The baby-fication of vegetables – baby spinach, baby aubergine, and baby squash, for example – are prized for their tenderness and cute size and have staked out territory in the produce section of many a grocery store worldwide.
Now, says this report out of the US, growers (and a few inventive chefs) have decided that the better option is vegetables that are even more juvenile than babies — seedlings so small, and so young, they’re called microgreens.
The advantages of these tiny leaves less than 14 days old are many, their proponents say. They make vibrantly hued garnishes to salads, sandwiches and soups. And whether they’re spinach, pea, beet or purple mustard, microgreens are believed to pack even more nutrients that their adult versions, as new science has just verified.
Gene Lester, a researcher with the USDA, and his colleagues at University of Maryland, College Park, have conducted the first scientific analysis of nutrients in microgreens. The results, says Lester “totally knocked me over”.
The researchers looked at four groups of vitamins and other phytochemicals – including vitamin C, vitamin E, and beta carotene — in 25 varieties of microgreens. They found that leaves from almost all of the microgreens had four to six times more nutrients than the mature leaves of the same plant. But there was variation among them – red cabbage was highest in vitamin C, for instance, while the green daikon radish microgreens had the most vitamin E.
The findings, which appear in the Journal of Agricultural and Food Chemistry, “give us a new insight into plants, because these are little tiny seeds barely exposed to much light at all,” Lester says. “And yet those compounds are there ready to go.”
Bhimu Patil, a professor of horticulture and director of the Vegetable and Fruit Improvement Center at Texas A&M University, agrees that microgreens may potentially have higher levels of nutrients than mature vegetables.
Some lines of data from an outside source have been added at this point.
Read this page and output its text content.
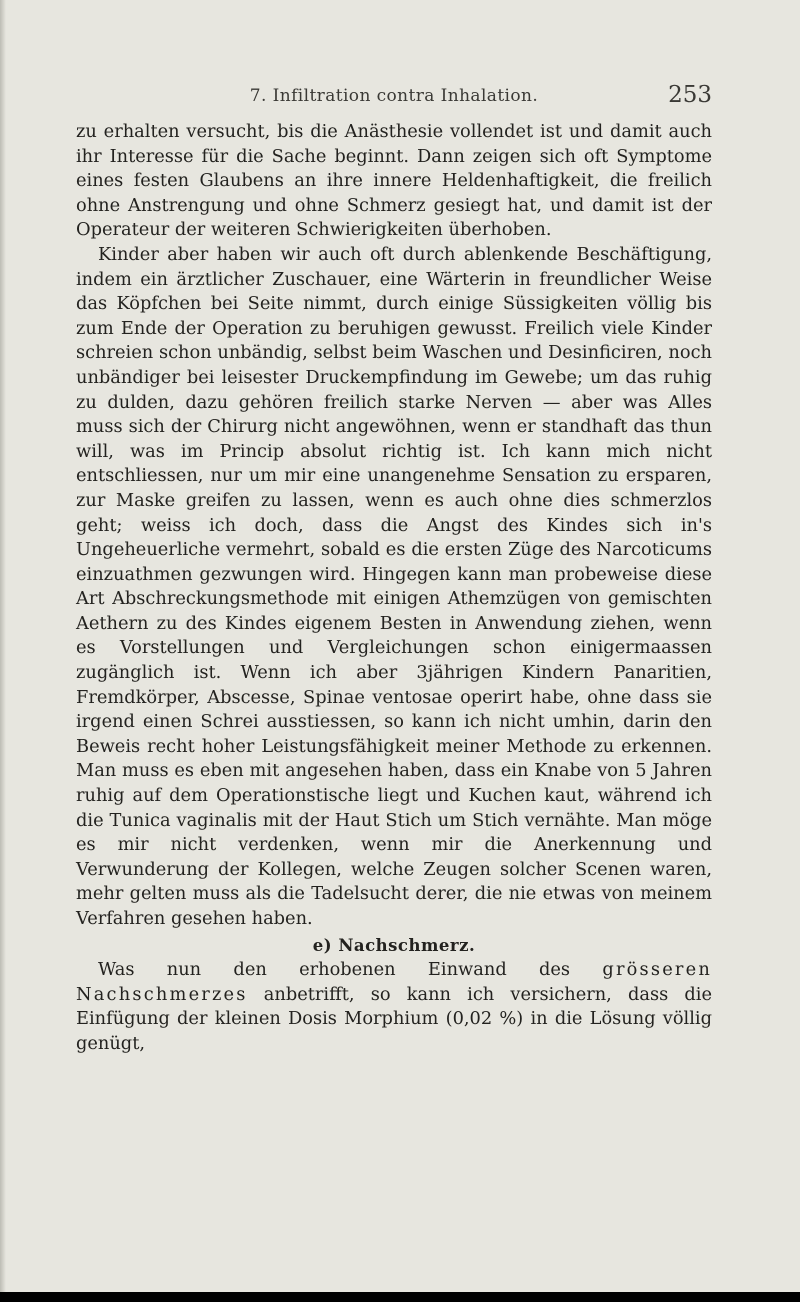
7. Infiltration contra Inhalation.	253

zu erhalten versucht, bis die Anästhesie vollendet ist und damit auch ihr Interesse für die Sache beginnt. Dann zeigen sich oft Symptome eines festen Glaubens an ihre innere Heldenhaftigkeit, die freilich ohne Anstrengung und ohne Schmerz gesiegt hat, und damit ist der Operateur der weiteren Schwierigkeiten überhoben.

Kinder aber haben wir auch oft durch ablenkende Beschäftigung, indem ein ärztlicher Zuschauer, eine Wärterin in freundlicher Weise das Köpfchen bei Seite nimmt, durch einige Süssigkeiten völlig bis zum Ende der Operation zu beruhigen gewusst. Freilich viele Kinder schreien schon unbändig, selbst beim Waschen und Desinficiren, noch unbändiger bei leisester Druckempfindung im Gewebe; um das ruhig zu dulden, dazu gehören freilich starke Nerven — aber was Alles muss sich der Chirurg nicht angewöhnen, wenn er standhaft das thun will, was im Princip absolut richtig ist. Ich kann mich nicht entschliessen, nur um mir eine unangenehme Sensation zu ersparen, zur Maske greifen zu lassen, wenn es auch ohne dies schmerzlos geht; weiss ich doch, dass die Angst des Kindes sich in's Ungeheuerliche vermehrt, sobald es die ersten Züge des Narcoticums einzuathmen gezwungen wird. Hingegen kann man probeweise diese Art Abschreckungsmethode mit einigen Athemzügen von gemischten Aethern zu des Kindes eigenem Besten in Anwendung ziehen, wenn es Vorstellungen und Vergleichungen schon einigermaassen zugänglich ist. Wenn ich aber 3jährigen Kindern Panaritien, Fremdkörper, Abscesse, Spinae ventosae operirt habe, ohne dass sie irgend einen Schrei ausstiessen, so kann ich nicht umhin, darin den Beweis recht hoher Leistungsfähigkeit meiner Methode zu erkennen. Man muss es eben mit angesehen haben, dass ein Knabe von 5 Jahren ruhig auf dem Operationstische liegt und Kuchen kaut, während ich die Tunica vaginalis mit der Haut Stich um Stich vernähte. Man möge es mir nicht verdenken, wenn mir die Anerkennung und Verwunderung der Kollegen, welche Zeugen solcher Scenen waren, mehr gelten muss als die Tadelsucht derer, die nie etwas von meinem Verfahren gesehen haben.

e) Nachschmerz.

Was nun den erhobenen Einwand des grösseren Nachschmerzes anbetrifft, so kann ich versichern, dass die Einfügung der kleinen Dosis Morphium (0,02 %) in die Lösung völlig genügt,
But he says more studies are needed to compare the two side by side. “This is a very good start, but there can be a lot of variation in nutrients depending on where you grow it, when you harvest, and the soil medium,” Patil says.
Microgreens are not to be confused with sprouts; they’re not the same thing. Sprouts are seeds germinated in water just long enough (usually 48 hours) to grow roots, a stem and pale, underdeveloped leaves. Microgreens, on the other hand, need soil and sunlight and at least seven days to grow before you can harvest them.
This distinction is important for food safety, since sprouts have recently been implicated in a number foodborne illness outbreaks, like the one in Germany and France where more than 50 people died and thousands were sickened after eating fenugreek sprouts contaminated with E. Coli 0104……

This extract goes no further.